Dietary supplements are products designed to augment your daily intake of nutrients, including vitamins and minerals. Many offer significant health benefits, but some pose health risks. Dietary supplements include vitamins, minerals, amino acids, fatty acids, enzymes, probiotics, and botanicals. They are commonly sold in tablets, capsules, powders, and liquids. 

Supplementing may help you by providing nutrients you can’t get from your diet, increasing your levels of nutrients if you have deficiencies, supporting overall and specific wellness goals, complementing mainstream medical treatment plans or offering alternative therapeutic options. Also, it promotes healthy aging, reduces anxiety and stress, supports your immune system, improves your eyesight, keeps your bones strong and promotes healthier skin and hair.

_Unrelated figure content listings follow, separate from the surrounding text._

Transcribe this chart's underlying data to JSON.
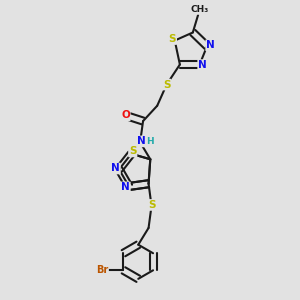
{
  "bg_color": "#e2e2e2",
  "bond_color": "#1a1a1a",
  "bond_width": 1.5,
  "dbo": 0.012,
  "atom_colors": {
    "C": "#1a1a1a",
    "N": "#1010ee",
    "S": "#bbbb00",
    "O": "#ee1010",
    "H": "#22aaaa",
    "Br": "#bb5500"
  },
  "fs": 7.5
}
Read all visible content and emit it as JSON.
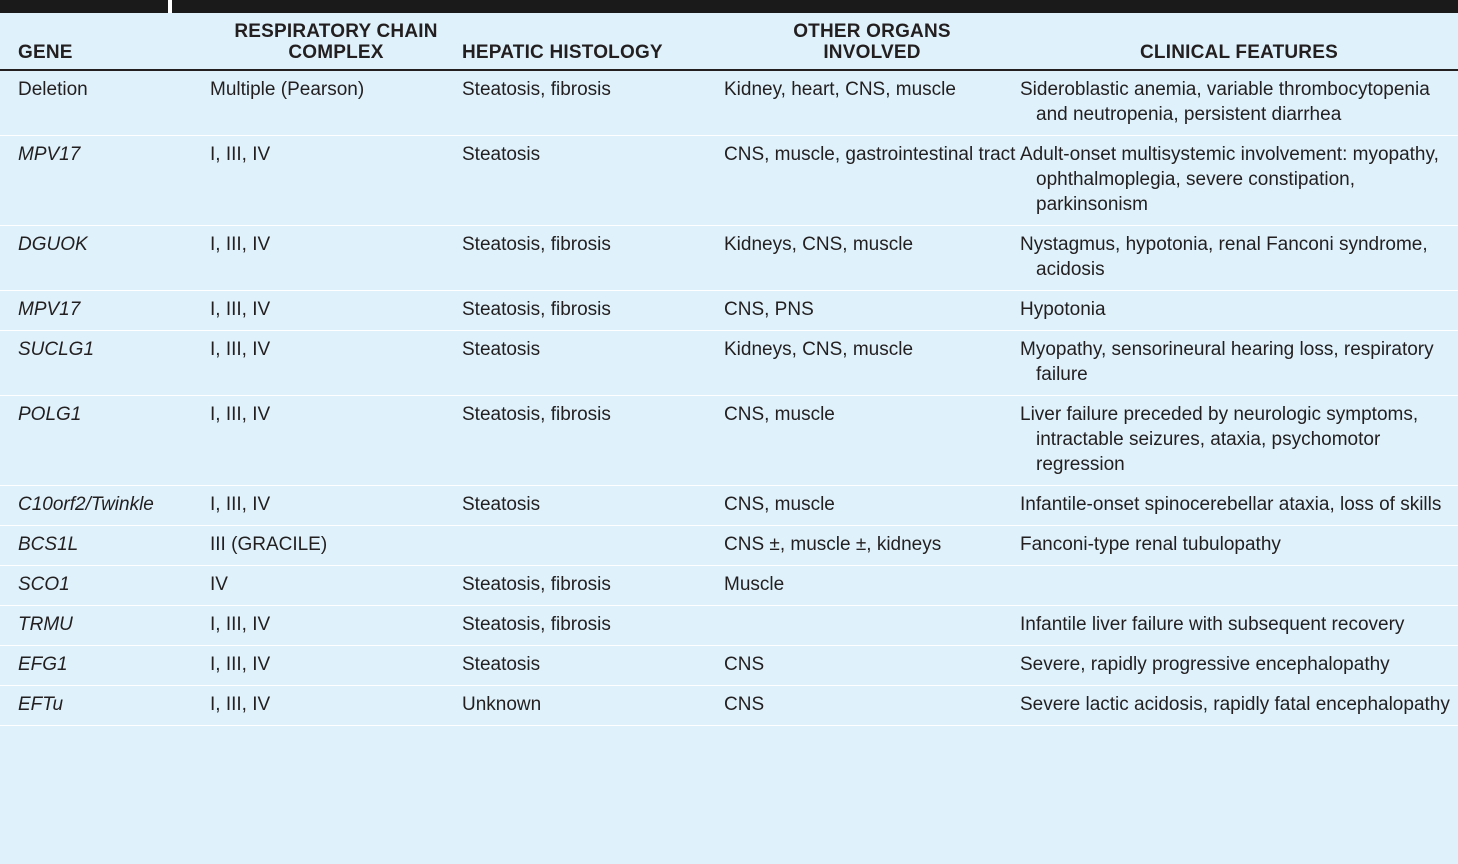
{
  "table": {
    "headers": {
      "gene": "GENE",
      "complex_line1": "RESPIRATORY CHAIN",
      "complex_line2": "COMPLEX",
      "histology": "HEPATIC HISTOLOGY",
      "organs_line1": "OTHER ORGANS",
      "organs_line2": "INVOLVED",
      "features": "CLINICAL FEATURES"
    },
    "rows": [
      {
        "gene": "Deletion",
        "complex": "Multiple (Pearson)",
        "histology": "Steatosis, fibrosis",
        "organs": "Kidney, heart, CNS, muscle",
        "features": "Sideroblastic anemia, variable thrombocytopenia and neutropenia, persistent diarrhea"
      },
      {
        "gene": "MPV17",
        "complex": "I, III, IV",
        "histology": "Steatosis",
        "organs": "CNS, muscle, gastrointestinal tract",
        "features": "Adult-onset multisystemic involvement: myopathy, ophthalmoplegia, severe constipation, parkinsonism"
      },
      {
        "gene": "DGUOK",
        "complex": "I, III, IV",
        "histology": "Steatosis, fibrosis",
        "organs": "Kidneys, CNS, muscle",
        "features": "Nystagmus, hypotonia, renal Fanconi syndrome, acidosis"
      },
      {
        "gene": "MPV17",
        "complex": "I, III, IV",
        "histology": "Steatosis, fibrosis",
        "organs": "CNS, PNS",
        "features": "Hypotonia"
      },
      {
        "gene": "SUCLG1",
        "complex": "I, III, IV",
        "histology": "Steatosis",
        "organs": "Kidneys, CNS, muscle",
        "features": "Myopathy, sensorineural hearing loss, respiratory failure"
      },
      {
        "gene": "POLG1",
        "complex": "I, III, IV",
        "histology": "Steatosis, fibrosis",
        "organs": "CNS, muscle",
        "features": "Liver failure preceded by neurologic symptoms, intractable seizures, ataxia, psychomotor regression"
      },
      {
        "gene": "C10orf2/Twinkle",
        "complex": "I, III, IV",
        "histology": "Steatosis",
        "organs": "CNS, muscle",
        "features": "Infantile-onset spinocerebellar ataxia, loss of skills"
      },
      {
        "gene": "BCS1L",
        "complex": "III (GRACILE)",
        "histology": "",
        "organs": "CNS ±, muscle ±, kidneys",
        "features": "Fanconi-type renal tubulopathy"
      },
      {
        "gene": "SCO1",
        "complex": "IV",
        "histology": "Steatosis, fibrosis",
        "organs": "Muscle",
        "features": ""
      },
      {
        "gene": "TRMU",
        "complex": "I, III, IV",
        "histology": "Steatosis, fibrosis",
        "organs": "",
        "features": "Infantile liver failure with subsequent recovery"
      },
      {
        "gene": "EFG1",
        "complex": "I, III, IV",
        "histology": "Steatosis",
        "organs": "CNS",
        "features": "Severe, rapidly progressive encephalopathy"
      },
      {
        "gene": "EFTu",
        "complex": "I, III, IV",
        "histology": "Unknown",
        "organs": "CNS",
        "features": "Severe lactic acidosis, rapidly fatal encephalopathy"
      }
    ]
  }
}
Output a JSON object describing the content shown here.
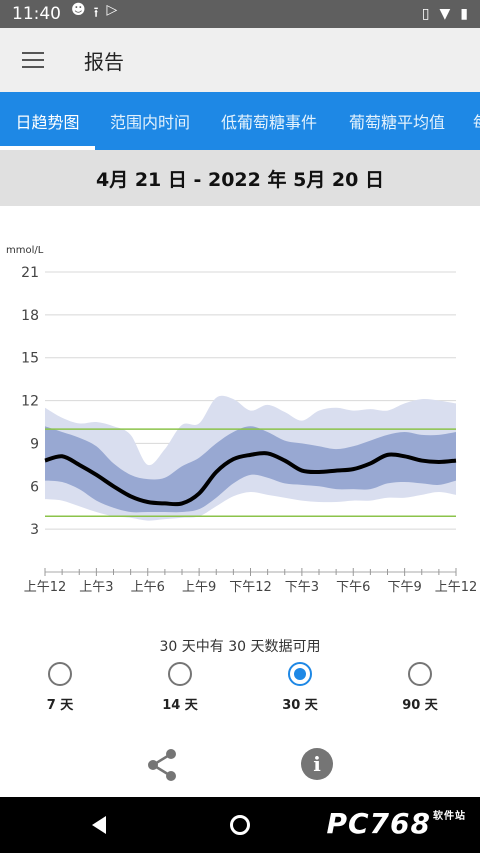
{
  "status_bar": {
    "time": "11:40",
    "left_icons": [
      "face-icon",
      "upload-icon",
      "play-store-icon"
    ],
    "right_icons": [
      "vibrate-icon",
      "wifi-icon",
      "battery-icon"
    ]
  },
  "app_bar": {
    "title": "报告",
    "menu_icon": "menu-icon"
  },
  "tabs": [
    {
      "label": "日趋势图",
      "active": true
    },
    {
      "label": "范围内时间",
      "active": false
    },
    {
      "label": "低葡萄糖事件",
      "active": false
    },
    {
      "label": "葡萄糖平均值",
      "active": false
    },
    {
      "label": "每",
      "active": false
    }
  ],
  "date_range": "4月 21 日 - 2022 年 5月 20 日",
  "chart_data": {
    "type": "area",
    "ylabel": "mmol/L",
    "ylim": [
      0,
      21
    ],
    "yticks": [
      "21",
      "18",
      "15",
      "12",
      "9",
      "6",
      "3"
    ],
    "ytick_values": [
      21,
      18,
      15,
      12,
      9,
      6,
      3
    ],
    "xticks": [
      "上午12",
      "上午3",
      "上午6",
      "上午9",
      "下午12",
      "下午3",
      "下午6",
      "下午9",
      "上午12"
    ],
    "xtick_hours": [
      0,
      3,
      6,
      9,
      12,
      15,
      18,
      21,
      24
    ],
    "target_range": [
      3.9,
      10.0
    ],
    "colors": {
      "median": "#000000",
      "inner_band": "#8c9fcd",
      "outer_band": "#d9deef",
      "target_line": "#8bc34a",
      "grid": "#d8d8d8"
    },
    "x_hours": [
      0,
      1,
      2,
      3,
      4,
      5,
      6,
      7,
      8,
      9,
      10,
      11,
      12,
      13,
      14,
      15,
      16,
      17,
      18,
      19,
      20,
      21,
      22,
      23,
      24
    ],
    "series": [
      {
        "role": "p90",
        "values": [
          11.5,
          10.8,
          10.4,
          10.5,
          10.2,
          9.6,
          7.5,
          8.6,
          10.3,
          10.4,
          12.2,
          12.1,
          11.3,
          11.7,
          11.2,
          10.6,
          11.3,
          11.5,
          11.3,
          11.4,
          11.3,
          11.8,
          12.1,
          12.0,
          11.8
        ]
      },
      {
        "role": "p75",
        "values": [
          10.2,
          9.8,
          9.4,
          8.8,
          7.6,
          6.8,
          6.5,
          6.6,
          7.4,
          8.0,
          9.0,
          9.8,
          10.2,
          9.8,
          9.2,
          9.0,
          8.8,
          8.6,
          8.8,
          9.2,
          9.6,
          9.8,
          9.6,
          9.6,
          9.8
        ]
      },
      {
        "role": "median",
        "values": [
          7.8,
          8.1,
          7.5,
          6.8,
          6.0,
          5.3,
          4.9,
          4.8,
          4.8,
          5.5,
          7.0,
          7.9,
          8.2,
          8.3,
          7.8,
          7.1,
          7.0,
          7.1,
          7.2,
          7.6,
          8.2,
          8.1,
          7.8,
          7.7,
          7.8
        ]
      },
      {
        "role": "p25",
        "values": [
          6.4,
          6.3,
          5.8,
          5.0,
          4.5,
          4.2,
          4.2,
          4.2,
          4.2,
          4.4,
          5.2,
          6.2,
          6.8,
          6.6,
          6.2,
          6.1,
          6.0,
          5.8,
          5.8,
          5.8,
          6.2,
          6.3,
          6.2,
          6.1,
          6.4
        ]
      },
      {
        "role": "p10",
        "values": [
          5.1,
          5.0,
          4.6,
          4.2,
          3.9,
          3.8,
          3.6,
          3.7,
          3.8,
          3.9,
          4.6,
          5.3,
          5.6,
          5.4,
          5.2,
          5.0,
          4.9,
          4.9,
          5.0,
          5.0,
          5.2,
          5.2,
          5.4,
          5.6,
          5.4
        ]
      }
    ]
  },
  "availability": "30 天中有 30 天数据可用",
  "periods": [
    {
      "label": "7 天",
      "selected": false
    },
    {
      "label": "14 天",
      "selected": false
    },
    {
      "label": "30 天",
      "selected": true
    },
    {
      "label": "90 天",
      "selected": false
    }
  ],
  "actions": {
    "share_icon": "share-icon",
    "info_icon": "info-icon"
  },
  "nav": {
    "back_icon": "back-icon",
    "home_icon": "home-icon"
  },
  "watermark": "PC768"
}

On the other hand, dietary supplements may have some risk factors. They can interact with other medications, worsen existing health conditions, or cause side effects or allergic reactions. While most dietary supplements are safe as long as you follow the product instructions, large doses of certain nutrients can have adverse effects. You can even overdose on specific supplements, risking severe harm and death. Among some of the harmful interactions or dosing concerns:

  • Vitamin K can reduce the effectiveness of blood thinners like Coumadin.
  • Vitamin E can increase the action of blood thinners, leading to easy bruising and nosebleeds.
  • St. John’s wort can accelerate the breakdown of many drugs, including antidepressants and birth control pills, thereby reducing their effectiveness.
  • Vitamin B6 (pyridoxine), when used for a year or more at high doses, can cause severe nerve damage. Vitamin B6 can also reduce the effectiveness of the anti-seizure drug Dilantin (phenytoin) and levodopa (used to treat Parkinson’s disease). 
  • Vitamin A, used with retinoid acne medications such as isotretinoin and acitretin, can cause vitamin A toxicity.
  • Iron and calcium supplements can reduce the effectiveness of antibiotics, namely tetracyclines and fluoroquinolones, by as much as 40%.
  • Vitamin C can cause diarrhea when taken in doses higher than the gut can absorb.
  • Selenium, boron, and iron supplements can be toxic if taken in large amounts.

Advise your healthcare provider about any supplements you plan to take and any medications you are currently taking, whether they be pharmaceutical, over-the-counter, herbal, traditional, or homeopathic.